Dear Dr. Johnson: A child in my son’s day care center was recently diagnosed with hand-foot-mouth disease. What is this, how dangerous is it and how is it treated?
Dear Reader: Hand-foot-mouth disease is a very common infection in children. It usually occurs in children between age 6 months and 4 years but can occur at any age. It is usually caused by the coxsackie virus but can also be caused by other enteroviruses.
Unlike most viruses, the peak time of this infection is during the summer months but is seen throughout the year. As the name suggests, it often affects the mouth, hands and feet.
The sores in the mouth are typically red spots or ulcerations on the soft palate (the back part of the roof of the mouth). Other parts of the mouth, especially the inside of the cheeks and tongue, can be affected. These ulcers are often painful and can lead to drooling and pain with swallowing. Sometimes the ulcers in the mouth occur without a rash anywhere else. This is called herpangina even though it is not caused by the herpes virus.
In addition to the mouth sores, a child may also have a rash on their palms and/or the soles of their feet. The lesions are usually either small thick-roofed blisters or red dots. Less commonly, the rash can be present on the buttocks, arms and legs.
Hand-foot-mouth is often accompanied by a fever. As the infection is caused by a virus, there is not a medication to treat it or to speed recovery. The illness is self-limited and unlikely to have complications as long as the child stays hydrated.
Maintaining comfort and hydration are important. The mouth sores can prevent a child from wanting to eat or drink. It is OK if they don’t want to eat for a few days, but encourage drinking. Often, cool liquids feel best. Some suggestions to try are popsicles, shakes, Jello, pudding, ice cream, etc.
Acetaminophen (Tylenol) or ibuprofen (Advil or Motrin) can also be used. These tend to be most effective 30-60 minutes after they are given, so this is the best time to encourage drinking. Avoid citrus, salty and spicy foods, as these can irritate the sores.
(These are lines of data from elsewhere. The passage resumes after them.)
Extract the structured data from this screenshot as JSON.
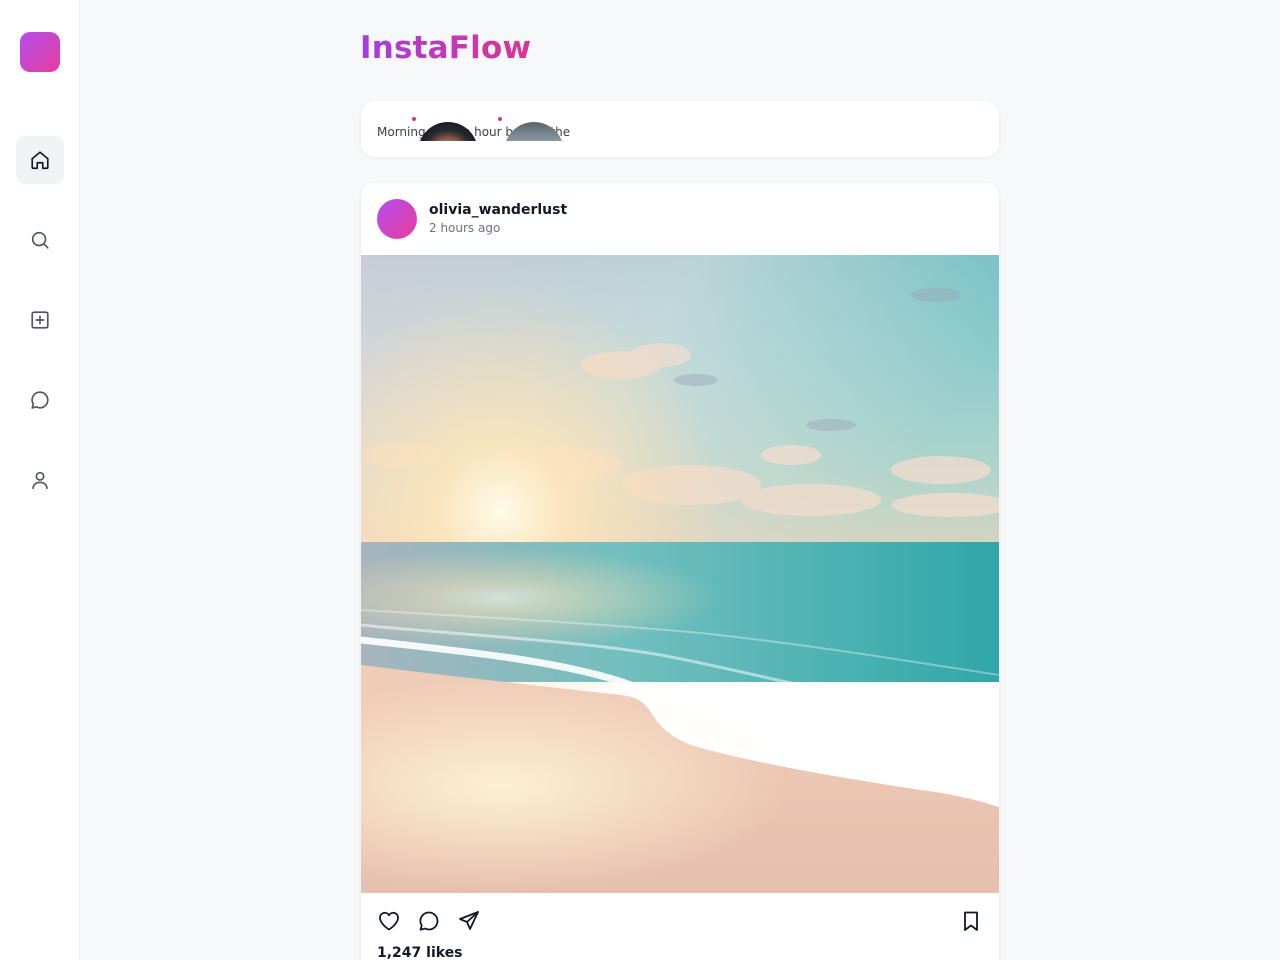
{
  "app": {
    "brand": "InstaFlow",
    "colors": {
      "accent_start": "#b44df0",
      "accent_end": "#e63e9b",
      "story_dot": "#d63384"
    }
  },
  "sidebar": {
    "items": [
      {
        "name": "home",
        "icon": "home-icon",
        "active": true
      },
      {
        "name": "search",
        "icon": "search-icon",
        "active": false
      },
      {
        "name": "create",
        "icon": "plus-square-icon",
        "active": false
      },
      {
        "name": "messages",
        "icon": "chat-bubble-icon",
        "active": false
      },
      {
        "name": "profile",
        "icon": "user-icon",
        "active": false
      }
    ]
  },
  "stories": {
    "caption": "Morning golden hour behind the"
  },
  "post": {
    "username": "olivia_wanderlust",
    "time": "2 hours ago",
    "image_alt": "beach sunset photo",
    "likes": "1,247 likes",
    "actions": [
      "heart-icon",
      "comment-icon",
      "share-icon",
      "bookmark-icon"
    ]
  }
}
An infant may take liquids better from a spoon or syringe; a bottle nipple coming in contact with the sores could cause pain.
One of the easiest ways to monitor hydration is to determine how often your child is peeing. They should go at least once every eight hours. If the pain is severely limiting hydration, discuss this with your child’s doctor. Coating the mouth with a small amount of antacid may help.
A child should be excluded from daycare or school while they have a fever. The rash is not contagious. The mouth sores typically resolve within a week. The rash may last a few more days. The incubation period is 3-6 days, meaning if your child is exposed and has not gotten sick within a week, you should be in the clear.
This article was published in the Wisconsin State Journal on Feb. 16, 2012.